Miguel Delibes, hasta hace no mucho, formaba parte de una Santísima Trinidad literaria junto a Camilo José Cela y Gonzalo Torrente Ballester. Los tres eran los tres más grandes. Los tres eran de obligada lectura en los institutos. Ya muertos, se evaporaron en el maremagnum editorial. Como Antonio Buero Vallejo, como José María Gironella? Como tantos otros. Los lectores criados entre las páginas de «Las ratas», de «El camino» o de «La colmena» nunca vuelven a autores perdidos en el tiempo y en el espacio. Pero ellos se lo pierden. Si lo hicieran descubrirían que «Cinco horas con Mario» es una tragedia de incomunicación, una historia de amor escondido, el retrato de una mujer detenida en el tiempo.

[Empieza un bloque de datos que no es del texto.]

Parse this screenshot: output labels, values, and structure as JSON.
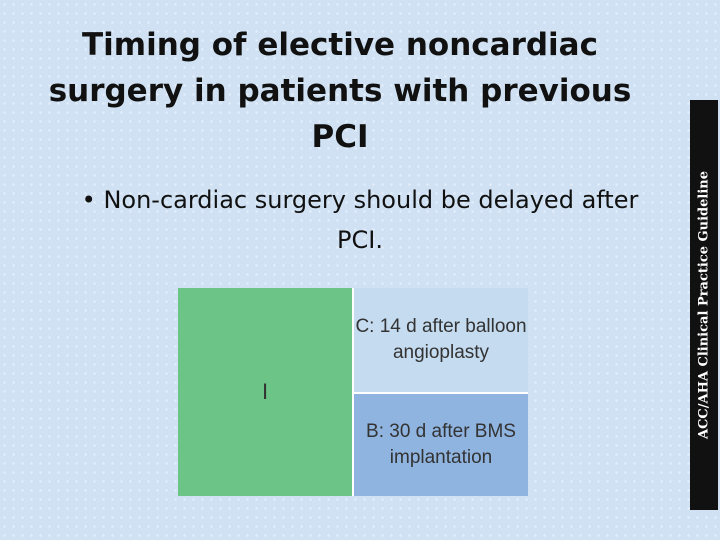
{
  "title": "Timing of elective noncardiac surgery in patients with previous PCI",
  "bullet": "Non-cardiac surgery should be delayed after PCI.",
  "sidebar": "ACC/AHA Clinical Practice Guideline",
  "table": {
    "class": "I",
    "rows": [
      "C: 14 d after balloon angioplasty",
      "B: 30 d after BMS implantation"
    ]
  }
}
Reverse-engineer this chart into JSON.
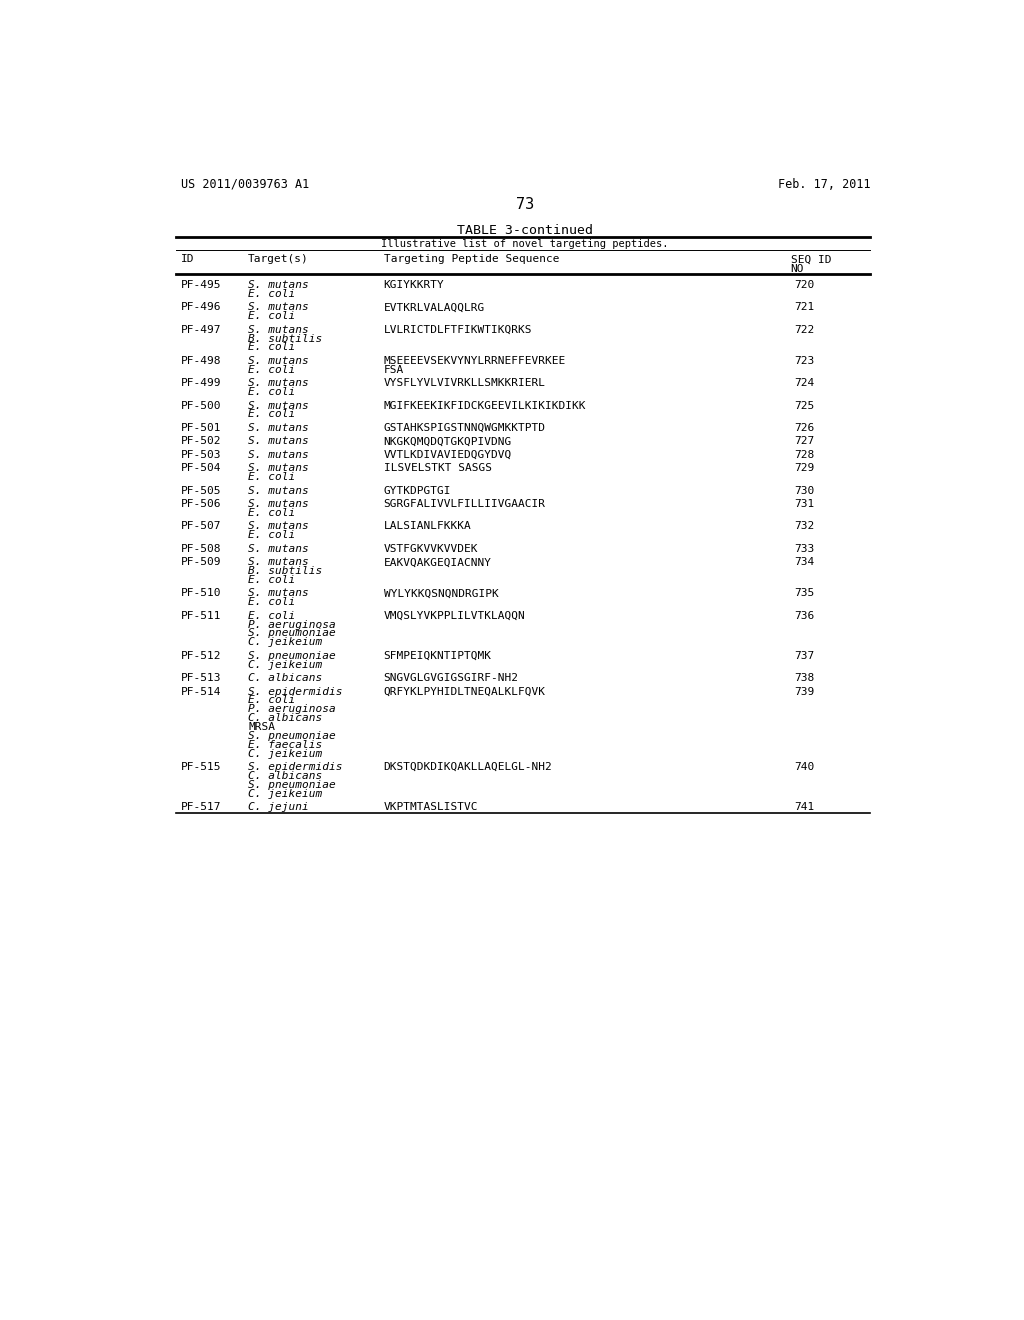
{
  "header_left": "US 2011/0039763 A1",
  "header_right": "Feb. 17, 2011",
  "page_number": "73",
  "table_title": "TABLE 3-continued",
  "table_subtitle": "Illustrative list of novel targeting peptides.",
  "rows": [
    {
      "id": "PF-495",
      "targets": [
        "S. mutans",
        "E. coli"
      ],
      "sequence": [
        "KGIYKKRTY"
      ],
      "seq_id": "720"
    },
    {
      "id": "PF-496",
      "targets": [
        "S. mutans",
        "E. coli"
      ],
      "sequence": [
        "EVTKRLVALAQQLRG"
      ],
      "seq_id": "721"
    },
    {
      "id": "PF-497",
      "targets": [
        "S. mutans",
        "B. subtilis",
        "E. coli"
      ],
      "sequence": [
        "LVLRICTDLFTFIKWTIKQRKS"
      ],
      "seq_id": "722"
    },
    {
      "id": "PF-498",
      "targets": [
        "S. mutans",
        "E. coli"
      ],
      "sequence": [
        "MSEEEEVSEKVYNYLRRNEFFEVRKEE",
        "FSA"
      ],
      "seq_id": "723"
    },
    {
      "id": "PF-499",
      "targets": [
        "S. mutans",
        "E. coli"
      ],
      "sequence": [
        "VYSFLYVLVIVRKLLSMKKRIERL"
      ],
      "seq_id": "724"
    },
    {
      "id": "PF-500",
      "targets": [
        "S. mutans",
        "E. coli"
      ],
      "sequence": [
        "MGIFKEEKIKFIDCKGEEVILKIKIKDIKK"
      ],
      "seq_id": "725"
    },
    {
      "id": "PF-501",
      "targets": [
        "S. mutans"
      ],
      "sequence": [
        "GSTAHKSPIGSTNNQWGMKKTPTD"
      ],
      "seq_id": "726"
    },
    {
      "id": "PF-502",
      "targets": [
        "S. mutans"
      ],
      "sequence": [
        "NKGKQMQDQTGKQPIVDNG"
      ],
      "seq_id": "727"
    },
    {
      "id": "PF-503",
      "targets": [
        "S. mutans"
      ],
      "sequence": [
        "VVTLKDIVAVIEDQGYDVQ"
      ],
      "seq_id": "728"
    },
    {
      "id": "PF-504",
      "targets": [
        "S. mutans",
        "E. coli"
      ],
      "sequence": [
        "ILSVELSTKT SASGS"
      ],
      "seq_id": "729"
    },
    {
      "id": "PF-505",
      "targets": [
        "S. mutans"
      ],
      "sequence": [
        "GYTKDPGTGI"
      ],
      "seq_id": "730"
    },
    {
      "id": "PF-506",
      "targets": [
        "S. mutans",
        "E. coli"
      ],
      "sequence": [
        "SGRGFALIVVLFILLIIVGAACIR"
      ],
      "seq_id": "731"
    },
    {
      "id": "PF-507",
      "targets": [
        "S. mutans",
        "E. coli"
      ],
      "sequence": [
        "LALSIANLFKKKA"
      ],
      "seq_id": "732"
    },
    {
      "id": "PF-508",
      "targets": [
        "S. mutans"
      ],
      "sequence": [
        "VSTFGKVVKVVDEK"
      ],
      "seq_id": "733"
    },
    {
      "id": "PF-509",
      "targets": [
        "S. mutans",
        "B. subtilis",
        "E. coli"
      ],
      "sequence": [
        "EAKVQAKGEQIACNNY"
      ],
      "seq_id": "734"
    },
    {
      "id": "PF-510",
      "targets": [
        "S. mutans",
        "E. coli"
      ],
      "sequence": [
        "WYLYKKQSNQNDRGIPK"
      ],
      "seq_id": "735"
    },
    {
      "id": "PF-511",
      "targets": [
        "E. coli",
        "P. aeruginosa",
        "S. pneumoniae",
        "C. jeikeium"
      ],
      "sequence": [
        "VMQSLYVKPPLILVTKLAQQN"
      ],
      "seq_id": "736"
    },
    {
      "id": "PF-512",
      "targets": [
        "S. pneumoniae",
        "C. jeikeium"
      ],
      "sequence": [
        "SFMPEIQKNTIPTQMK"
      ],
      "seq_id": "737"
    },
    {
      "id": "PF-513",
      "targets": [
        "C. albicans"
      ],
      "sequence": [
        "SNGVGLGVGIGSGIRF-NH2"
      ],
      "seq_id": "738"
    },
    {
      "id": "PF-514",
      "targets": [
        "S. epidermidis",
        "E. coli",
        "P. aeruginosa",
        "C. albicans",
        "MRSA",
        "S. pneumoniae",
        "E. faecalis",
        "C. jeikeium"
      ],
      "sequence": [
        "QRFYKLPYHIDLTNEQALKLFQVK"
      ],
      "seq_id": "739"
    },
    {
      "id": "PF-515",
      "targets": [
        "S. epidermidis",
        "C. albicans",
        "S. pneumoniae",
        "C. jeikeium"
      ],
      "sequence": [
        "DKSTQDKDIKQAKLLAQELGL-NH2"
      ],
      "seq_id": "740"
    },
    {
      "id": "PF-517",
      "targets": [
        "C. jejuni"
      ],
      "sequence": [
        "VKPTMTASLISTVC"
      ],
      "seq_id": "741"
    }
  ],
  "non_italic": [
    "MRSA"
  ],
  "background_color": "#ffffff",
  "text_color": "#000000"
}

De acuerdo, «Cinco horas con Mario» está muy apegada a la actualidad de su tiempo (mediados de los años 60): Carmen comenta las revoluciones del Concilio Vaticano II, las bondades de los 600? Y eso, claro, desprende lectores (espectadores) presentes y, a la vez, descubre las raíces de los lectores pasados. A un tipo del siglo XXI las «modernidades» de Juan XXXIII se le pueden antojar superadas. Los 600 son coches de coleccionista? Y las colecciones se guardan en los museos. Pero «Cinco horas con Mario» no es una reconstrucción arqueológica del pasado (o, por lo menos, no debería serlo). La novela de Delibes -y su versión teatral- son algo más: una historia triste que hubiera sido feliz con una noche de diálogo. Carmen arrastra todavía los sucesos de una noche de bodas demasiado alejada de las noches de bodas al uso.

¿Cómo es posible que aquella triste historia de Carmen mantenga todavía la vigencia que posee? Lo primero: por Natalia Millán, una actriz enorme que encarna la tristeza de los sueños nunca confesados. «Cinco horas con Mario» es un soliloquio de 90 minutos que condena los silencios y que abre las puertas a la esperanza. Los principios invocados por Carmen Sotillo al final se pueden cambiar. Y en la posibilidad del cambio está el perdón de todos los pecados. Para Carmen, Mario es un pecador, pero es su pecador. Para los espectadores, Carmen es la pecadora, pero cuenta con la posibilidad de la redención, del cielo que la espera. Por eso «Cinco horas con Mario» conmociona; por eso, cuando se hace el oscuro, en el final de la función, los espectadores aplauden como aplauden; por eso Natalia Millán, la actriz que es Carmen Sotillo, que nació para ser Carmen Sotillo, se emociona cuando recibe las palmas de un auditorio completo entregado a esa hora suya de lamentos, de chistes racistas, de celos (¿fundados?) de su cuñada? Carmen está sola en el escenario, llora y ríe delante de Mario. El muerto se ha ido y Carmen tiene la posibilidad de empezar a vivir.